Data was acquired with two MR systems (rMRI: upright and supine, hMRI: supine) with different field strengths as well as temporal and spatial resolution. Nevertheless, a general agreement of the motion data from both scanners was shown in a subgroup analysis for most of the parameters. For this purpose, data recorded in the supine position from both scanners were analysed. In this subgroup the maximum phonation time was similar, which indicates similar measurement conditions. A direct image comparison was not possible as scanner-related slightly different image locations were chosen. All data normalized in amplitude and time showed no statistical differences between the movement curves in both MR systems in supine position (cf. Fig. 4). Further analysation of all parameters individually revealed a significant difference in the curve progression for apDDPH. Here especially in the first section the DPH moved quicker backwards in the rMRI compared to hMRI. Whether this difference is due to a certain variability in the DPH movement or arose due to the possibly slightly different imaged slice can unfortunately not be differentiated conclusively. Overall, however, a very high intra- and inter-rater reliability was shown, so that differences are rather not due to the process of measurement.

For statistical analysis pooled data of all subjects and tasks were used. Analysis was performed with repeated measures ANOVAs and inclusion of covariates controlled for confounding variables. This statistical approach violates the independence of observations, but the limited availability of professional trained singers willing to perform in a tiltable MRI system justifies this approach in the authors’ opinion. In the authors' view, the advantage of including multiple tasks in the analysis, rather than a single pitch, lies in the more comprehensive reflection of the singers' phonation. When the tasks were designed, it was not clear to what extent different pitches and volumes differed in respiratory kinematics. However, the present data (Supplementary Table S8 and Supplementary Figure S12) as well as the data from the pilot study8 do not show a large influence of pitch or volume. The different tasks were therefore statistically considered as repeat measurements.

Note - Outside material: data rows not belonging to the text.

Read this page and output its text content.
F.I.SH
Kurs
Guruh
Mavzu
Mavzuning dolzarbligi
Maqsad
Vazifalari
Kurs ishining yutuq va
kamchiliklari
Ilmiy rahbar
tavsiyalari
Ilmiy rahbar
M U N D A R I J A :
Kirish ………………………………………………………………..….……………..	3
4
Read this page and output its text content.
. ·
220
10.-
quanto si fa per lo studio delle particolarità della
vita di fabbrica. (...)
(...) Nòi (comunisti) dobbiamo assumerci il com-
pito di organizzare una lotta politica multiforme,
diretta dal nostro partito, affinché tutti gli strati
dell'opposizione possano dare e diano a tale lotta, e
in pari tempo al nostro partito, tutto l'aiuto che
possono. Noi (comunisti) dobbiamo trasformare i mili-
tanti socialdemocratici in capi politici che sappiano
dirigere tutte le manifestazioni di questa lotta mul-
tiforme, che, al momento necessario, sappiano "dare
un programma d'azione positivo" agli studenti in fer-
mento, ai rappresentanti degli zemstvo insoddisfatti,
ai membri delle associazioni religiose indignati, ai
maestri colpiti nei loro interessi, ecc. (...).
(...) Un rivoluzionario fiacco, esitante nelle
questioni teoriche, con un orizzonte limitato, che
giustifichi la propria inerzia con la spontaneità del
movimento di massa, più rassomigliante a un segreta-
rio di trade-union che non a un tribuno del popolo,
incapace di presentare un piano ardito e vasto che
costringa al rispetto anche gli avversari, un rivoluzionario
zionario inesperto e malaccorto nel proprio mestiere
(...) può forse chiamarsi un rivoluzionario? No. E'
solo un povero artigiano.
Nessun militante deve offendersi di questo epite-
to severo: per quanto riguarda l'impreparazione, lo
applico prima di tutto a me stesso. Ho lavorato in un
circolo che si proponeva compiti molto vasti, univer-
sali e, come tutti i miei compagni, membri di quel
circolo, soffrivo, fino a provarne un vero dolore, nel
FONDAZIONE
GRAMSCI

Thus, the statistical results only provide a first estimate and should be verified in a larger cohort. Finally, in the noisy environment of an MRI system the Lombard effect on phonation36 cannot be excluded even for professionally trained singers—however, as data were acquired in the MRI only, this effect should be cancelled to first order.

Conclusion

In previous studies of untrained subjects posture related changes in respiratory function for phonation have been postulated15 that are inconsistent with results in this study of professional singers. Professional singers (over)compensated gravitation-related expiratory effects on the thorax by increased inspiration and thus maintained their general concept of breath support regardless of the body position. The DPH was cranially displaced but its movement range increased for supine phonation. While the effects of gravity on the functional unit of the diaphragm and abdomen and its compensatory strategies are uniform in direction and magnitude for respiration and phonation, the overcompensation of thoracic inspiration was more specific for phonation. These results can inform a more realistic extrapolation of research results obtained in the supine position and could be used to train specific respiratory strategies for phonation.